Bling caskets for kitties: 6 crazy businesses
Have a wacky business idea? Try to top these entrepreneurs, who are pursuing -- and sometimes profiting from -- their unusual visions.
Couture Caskets
Marshalls Creek, Penn.
"It was just a fluke, actually," Venus Smith says of how Couture Caskets got launched.
A few years back, Smith was in California visiting her brother, a mechanic who appreciates nice cars. They spotted a 1956 Thunderbird -- her brother's favorite.
"We went and sat down and ate some pizza and started talking, and I said, `Man, wouldn't you love to be buried in something like that?'"
That was it. A business was born.
"As soon as I said it, I knew it could be done," says Smith, 42. It took her two years to develop a prototype and get a trademark. Initially Smith wanted to build the caskets out of environmentally sound products, but she ran into too many barriers to making her Couture Caskets eco-friendly.
The company officially opened for business on Nov. 29, 2010. Smith works from home, but has to outsource a lot of the productions steps. She commutes from Pennsylvania to New Jersey to have the caskets painted.

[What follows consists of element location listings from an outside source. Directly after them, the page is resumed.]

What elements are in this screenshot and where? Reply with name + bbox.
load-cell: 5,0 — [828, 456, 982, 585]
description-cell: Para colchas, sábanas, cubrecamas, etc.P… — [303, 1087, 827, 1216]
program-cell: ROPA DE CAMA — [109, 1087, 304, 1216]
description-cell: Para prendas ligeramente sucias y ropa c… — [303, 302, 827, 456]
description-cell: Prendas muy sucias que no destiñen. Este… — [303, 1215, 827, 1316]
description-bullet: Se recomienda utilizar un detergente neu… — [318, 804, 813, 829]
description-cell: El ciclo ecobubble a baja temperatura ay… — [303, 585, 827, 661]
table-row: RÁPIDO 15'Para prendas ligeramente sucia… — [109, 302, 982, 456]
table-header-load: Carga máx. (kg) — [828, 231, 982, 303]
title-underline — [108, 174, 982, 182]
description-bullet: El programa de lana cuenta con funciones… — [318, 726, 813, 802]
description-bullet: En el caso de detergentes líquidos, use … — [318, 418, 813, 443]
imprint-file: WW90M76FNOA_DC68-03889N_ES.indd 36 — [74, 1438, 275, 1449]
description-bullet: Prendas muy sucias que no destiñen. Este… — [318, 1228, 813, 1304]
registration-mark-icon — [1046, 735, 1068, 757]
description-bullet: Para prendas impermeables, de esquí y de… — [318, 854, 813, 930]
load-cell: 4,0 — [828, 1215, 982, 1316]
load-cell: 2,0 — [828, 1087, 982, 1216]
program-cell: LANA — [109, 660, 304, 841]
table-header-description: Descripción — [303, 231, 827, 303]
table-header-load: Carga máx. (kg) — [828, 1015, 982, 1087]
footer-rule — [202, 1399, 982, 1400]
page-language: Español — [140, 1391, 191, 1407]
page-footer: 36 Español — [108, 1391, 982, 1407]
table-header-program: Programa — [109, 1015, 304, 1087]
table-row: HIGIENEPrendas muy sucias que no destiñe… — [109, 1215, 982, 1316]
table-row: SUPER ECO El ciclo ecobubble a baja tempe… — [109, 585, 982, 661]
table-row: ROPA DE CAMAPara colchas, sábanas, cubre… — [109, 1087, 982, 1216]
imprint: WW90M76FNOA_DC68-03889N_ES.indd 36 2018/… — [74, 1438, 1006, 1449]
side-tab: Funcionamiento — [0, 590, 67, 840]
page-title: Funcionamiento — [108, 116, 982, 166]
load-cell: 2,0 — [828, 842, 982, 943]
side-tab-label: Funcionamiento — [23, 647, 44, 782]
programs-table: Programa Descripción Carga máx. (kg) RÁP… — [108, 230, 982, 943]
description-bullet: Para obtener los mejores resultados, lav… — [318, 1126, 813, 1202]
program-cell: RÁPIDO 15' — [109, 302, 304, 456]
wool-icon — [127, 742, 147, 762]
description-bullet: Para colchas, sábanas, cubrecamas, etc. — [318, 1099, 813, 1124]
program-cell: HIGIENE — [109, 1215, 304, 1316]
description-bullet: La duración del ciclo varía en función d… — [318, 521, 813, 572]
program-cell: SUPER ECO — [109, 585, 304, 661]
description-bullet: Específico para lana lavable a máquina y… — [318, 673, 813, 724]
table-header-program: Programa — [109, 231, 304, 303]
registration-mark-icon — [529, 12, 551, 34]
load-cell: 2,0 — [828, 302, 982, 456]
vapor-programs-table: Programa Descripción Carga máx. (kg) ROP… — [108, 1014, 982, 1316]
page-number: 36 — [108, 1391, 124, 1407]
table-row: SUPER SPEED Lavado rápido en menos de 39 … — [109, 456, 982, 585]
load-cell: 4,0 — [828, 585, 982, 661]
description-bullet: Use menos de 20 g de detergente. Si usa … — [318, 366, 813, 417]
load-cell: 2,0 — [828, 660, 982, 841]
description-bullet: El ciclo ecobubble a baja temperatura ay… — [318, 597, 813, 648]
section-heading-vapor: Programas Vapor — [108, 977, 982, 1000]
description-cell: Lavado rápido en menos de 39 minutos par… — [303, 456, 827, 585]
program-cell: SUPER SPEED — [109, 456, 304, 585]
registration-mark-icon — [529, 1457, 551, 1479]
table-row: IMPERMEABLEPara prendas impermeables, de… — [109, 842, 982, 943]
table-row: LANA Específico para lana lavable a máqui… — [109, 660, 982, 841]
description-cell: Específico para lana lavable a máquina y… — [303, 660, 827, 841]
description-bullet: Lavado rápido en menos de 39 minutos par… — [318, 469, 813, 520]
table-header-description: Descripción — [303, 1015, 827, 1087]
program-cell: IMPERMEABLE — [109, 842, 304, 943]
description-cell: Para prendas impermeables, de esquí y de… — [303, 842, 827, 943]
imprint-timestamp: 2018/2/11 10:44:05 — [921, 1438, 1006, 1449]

Smith started with caskets for pets, but says her next step will be designer human caskets. She understands that for some, the notion is unsettling: "It is a fresh idea, but it still affects a lot of people in strange ways." Younger people seem to be more into the idea of a Couture Casket, Smith notes.
Thus far, she hasn't sold any caskets.
Retail prices for in-stock pet coffins -- ones shaped like a bone or a house -- start at $395. Custom-made pet caskets go for $995 on up. But that's a bargain compared to a human casket, which Smith expects to sell for a $9,995 entry-level price tag.
"I believe the idea is going to catapult once I have a human casket so that people can see the visual," says Smith, who is working on a Vintage 1966 Shelby Cobra. "Once it catches on, I think it will be like wildfire."